In my 35 year career in television and TV News, I have covered my share of hurricanes. Katrina and Sandy certainly proved the most memorable. Here are my most vivid memories of those historic and destructive storms. I present them in honor of those risking their safety covering the disaster in Texas caused by Hurricane Harvey.
I received the assignment to cover Hurricane Katrina the afternoon after it initially made landfall. I was told to fly, alone, with my camera gear to Mobile, Alabama, rent a car, and then drive down Rte. 10 and join the crew the was already stationed in Biloxi, Mississippi. When I got to Mobile, it was late in the afternoon. I had to rent a car with just a half tank of gas because the pumps had stopped working after the storm. No matter. I was pretty sure that I would have enough to make it. I loaded the car with my camera gear and started heading south on Rte. 10 towards my final destination.
I had only heard of Biloxi, Mississippi because of the play by Neil Simon. Now, I would have to find it, alone, in the midst of one of the greatest natural disasters to ever hit this Country. I left the local roads and hit the highway to find my way. It was then that it struct me: I was driving completely alone to a place I had barely heard of with tens of thousands of dollars worth of equipment and virtually no directions! And, just to reinforce my trepidation, I noticed thousands of car headlights leaving the area and absolutely NO taillights going in. Indeed, I would have to make it there completely on my own.
When I finally reached Biloxi (I couldn’t miss it, Rte. 10 runs right through it), it was pitch black and found that the city was smashed! People were like zombies, walking around in a complete daze. That small city was just devastated. Nothing appeared unscathed by the maelstrom. Debris from the storm surge was everywhere. But, I could see lights in the distance which I knew would be both rescuers AND news crews — if I could only get there! It took hours, backing out of impassable street after street, but. with great difficulty, I eventually reached our crew. I spent weeks there covering the aftermath of Katrina. But, THOSE stories are for another day.
Hurricane Sandy was just as dramatic except that instead of traveling to put myself at risk, I could do so right here at home. I was assigned to go with reporter Vanita Niar to cover the storm from Battery Park on Manhattan’s Lower West Side. We took up a position at the sea wall and near the ferry terminal to wait for the eye of the storm to arrive. Over the course of a few hours while we doing our “live” shots, the ferocity of the storm continually increased, threatening to breech the sea wall. Well, eventually the water of the Hudson River did its thing and came pouring over which sent us scrambling to get to higher ground.

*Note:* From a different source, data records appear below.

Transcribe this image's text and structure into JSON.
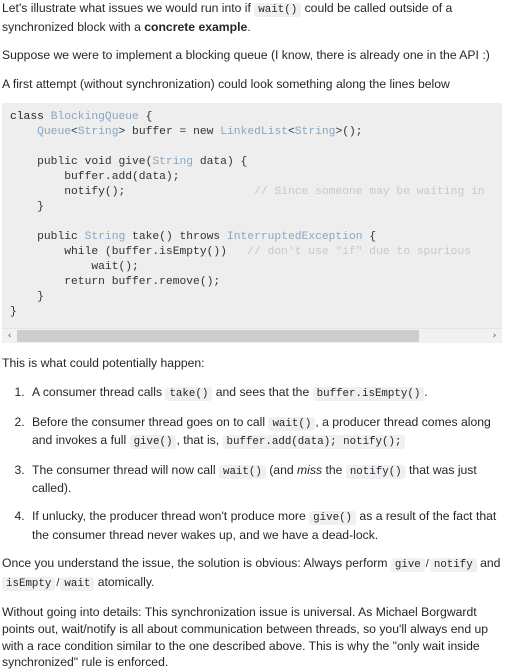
{
  "intro": {
    "p1_a": "Let's illustrate what issues we would run into if ",
    "p1_code": "wait()",
    "p1_b": " could be called outside of a synchronized block with a ",
    "p1_bold": "concrete example",
    "p1_c": ".",
    "p2": "Suppose we were to implement a blocking queue (I know, there is already one in the API :)",
    "p3": "A first attempt (without synchronization) could look something along the lines below"
  },
  "code_block": {
    "language": "java",
    "lines": [
      [
        {
          "t": "class ",
          "c": "kw"
        },
        {
          "t": "BlockingQueue",
          "c": "typ"
        },
        {
          "t": " {",
          "c": "pl"
        }
      ],
      [
        {
          "t": "    ",
          "c": "pl"
        },
        {
          "t": "Queue",
          "c": "typ"
        },
        {
          "t": "<",
          "c": "pl"
        },
        {
          "t": "String",
          "c": "typ"
        },
        {
          "t": "> buffer = new ",
          "c": "pl"
        },
        {
          "t": "LinkedList",
          "c": "typ"
        },
        {
          "t": "<",
          "c": "pl"
        },
        {
          "t": "String",
          "c": "typ"
        },
        {
          "t": ">();",
          "c": "pl"
        }
      ],
      [],
      [
        {
          "t": "    public void give(",
          "c": "pl"
        },
        {
          "t": "String",
          "c": "typ"
        },
        {
          "t": " data) {",
          "c": "pl"
        }
      ],
      [
        {
          "t": "        buffer.add(data);",
          "c": "pl"
        }
      ],
      [
        {
          "t": "        notify();                   ",
          "c": "pl"
        },
        {
          "t": "// Since someone may be waiting in",
          "c": "com"
        }
      ],
      [
        {
          "t": "    }",
          "c": "pl"
        }
      ],
      [],
      [
        {
          "t": "    public ",
          "c": "pl"
        },
        {
          "t": "String",
          "c": "typ"
        },
        {
          "t": " take() throws ",
          "c": "pl"
        },
        {
          "t": "InterruptedException",
          "c": "typ"
        },
        {
          "t": " {",
          "c": "pl"
        }
      ],
      [
        {
          "t": "        while (buffer.isEmpty())   ",
          "c": "pl"
        },
        {
          "t": "// don't use \"if\" due to spurious ",
          "c": "com"
        }
      ],
      [
        {
          "t": "            wait();",
          "c": "pl"
        }
      ],
      [
        {
          "t": "        return buffer.remove();",
          "c": "pl"
        }
      ],
      [
        {
          "t": "    }",
          "c": "pl"
        }
      ],
      [
        {
          "t": "}",
          "c": "pl"
        }
      ]
    ],
    "scrollbar": {
      "left_arrow": "‹",
      "right_arrow": "›",
      "thumb_width_pct": 85.5
    }
  },
  "what_happens": {
    "lead": "This is what could potentially happen:",
    "items": [
      {
        "parts": [
          {
            "type": "text",
            "v": "A consumer thread calls "
          },
          {
            "type": "code",
            "v": "take()"
          },
          {
            "type": "text",
            "v": " and sees that the "
          },
          {
            "type": "code",
            "v": "buffer.isEmpty()"
          },
          {
            "type": "text",
            "v": "."
          }
        ]
      },
      {
        "parts": [
          {
            "type": "text",
            "v": "Before the consumer thread goes on to call "
          },
          {
            "type": "code",
            "v": "wait()"
          },
          {
            "type": "text",
            "v": ", a producer thread comes along and invokes a full "
          },
          {
            "type": "code",
            "v": "give()"
          },
          {
            "type": "text",
            "v": ", that is, "
          },
          {
            "type": "code",
            "v": "buffer.add(data); notify();"
          }
        ]
      },
      {
        "parts": [
          {
            "type": "text",
            "v": "The consumer thread will now call "
          },
          {
            "type": "code",
            "v": "wait()"
          },
          {
            "type": "text",
            "v": " (and "
          },
          {
            "type": "em",
            "v": "miss"
          },
          {
            "type": "text",
            "v": " the "
          },
          {
            "type": "code",
            "v": "notify()"
          },
          {
            "type": "text",
            "v": " that was just called)."
          }
        ]
      },
      {
        "parts": [
          {
            "type": "text",
            "v": "If unlucky, the producer thread won't produce more "
          },
          {
            "type": "code",
            "v": "give()"
          },
          {
            "type": "text",
            "v": " as a result of the fact that the consumer thread never wakes up, and we have a dead-lock."
          }
        ]
      }
    ]
  },
  "solution": {
    "parts": [
      {
        "type": "text",
        "v": "Once you understand the issue, the solution is obvious: Always perform "
      },
      {
        "type": "code",
        "v": "give"
      },
      {
        "type": "sep",
        "v": "/"
      },
      {
        "type": "code",
        "v": "notify"
      },
      {
        "type": "text",
        "v": " and "
      },
      {
        "type": "code",
        "v": "isEmpty"
      },
      {
        "type": "sep",
        "v": "/"
      },
      {
        "type": "code",
        "v": "wait"
      },
      {
        "type": "text",
        "v": " atomically."
      }
    ]
  },
  "closing": {
    "text": "Without going into details: This synchronization issue is universal. As Michael Borgwardt points out, wait/notify is all about communication between threads, so you'll always end up with a race condition similar to the one described above. This is why the \"only wait inside synchronized\" rule is enforced."
  },
  "colors": {
    "page_background": "#ffffff",
    "code_block_background": "#eeeeee",
    "inline_code_background": "#eff0f1",
    "text": "#242729",
    "code_type": "#8aa6c1",
    "code_comment": "#c3c9cd",
    "scrollbar_track": "#f1f1f1",
    "scrollbar_thumb": "#cdcdcd"
  }
}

With the water rapidly rising, we retreated to a higher point in the park and finished our shift around 2 a.m. The water had risen so much we were not sure how we would ever be able to leave our little, safe “island”. In fact, it had gotten so bad that the Westside Highway which separated us from greater Manhattan had turned from a road to a raging river! I had never seen anything like it. There must have been 3–4 feet of turbulent water coursing down the highway. It may have been more prudent to wait out the storm in the relatively safety of the park but circumstance dictated that we had to try to get back into the City — Vanita had recently given birth to a baby boy and it was essential that she get back to him at their apartment in midtown.
So, we devised a plan: Vanita would take my hand and together we would wade across the river/highway, moving slowly and cautiously. We stepped off from the relatively safety our “live” position and began to make our way across. It was pitch black (the storm had whiped out the power) as we felt our way through the dark water and fierce current. Vanita would occasionally touch something with her feet and cry out in distress. But, she never let go of my hand and we made steady progress. After what felt like an hour, but was probably only a few minutes, we had made it across.
It was then that we realized that only half the battle had been won. We still needed to find our way uptown, a distance of about 3 or 4 miles. And, because that part of the City had been mostly evacuated and the power was out, there was no transportation going ANYWHERE. At that hour, after a VERY long and trying day, the thought of walking 3 or 4 miles just didn’t seem to be a viable option. But, what were we to do?
I felt that our only chance might be to find a police car and beg for mercy!! Unfortunately, the few that we found could not leave their posts to aid a couple of pathetic, wet, and miserable news people. We were just about to give up hope when we spotted a police van. I ran up to the police officer who was driving and asked if he could help us. He said, “sure, hop in”. You should have seen the smile on my face! Vanita and I climbed in to find that we were not alone. Apparently, the van was assigned to drive through lower Manhattan and find homeless people who might be in distress. Perfect! So, we joined a van load of vagrants for our trip back uptown. But, the van was warm and dry and the company, under the circumstances, was just fine.
Vanita made it back to her son and me to a hotel room for a meal and some much needed sleep. The next day, we were at it again — this time I was assigned another reporter and off to Atlantic City we went to continue our coverage. I wound up traveling over 1300 miles covering the storm and its aftermath before it was all over. Again, that’s a story for another day.
I don’t cover hurricanes like I used. Lately, I do so from the comfort of the studio. And, you know what? That’s just fine. I’ll always have my memories.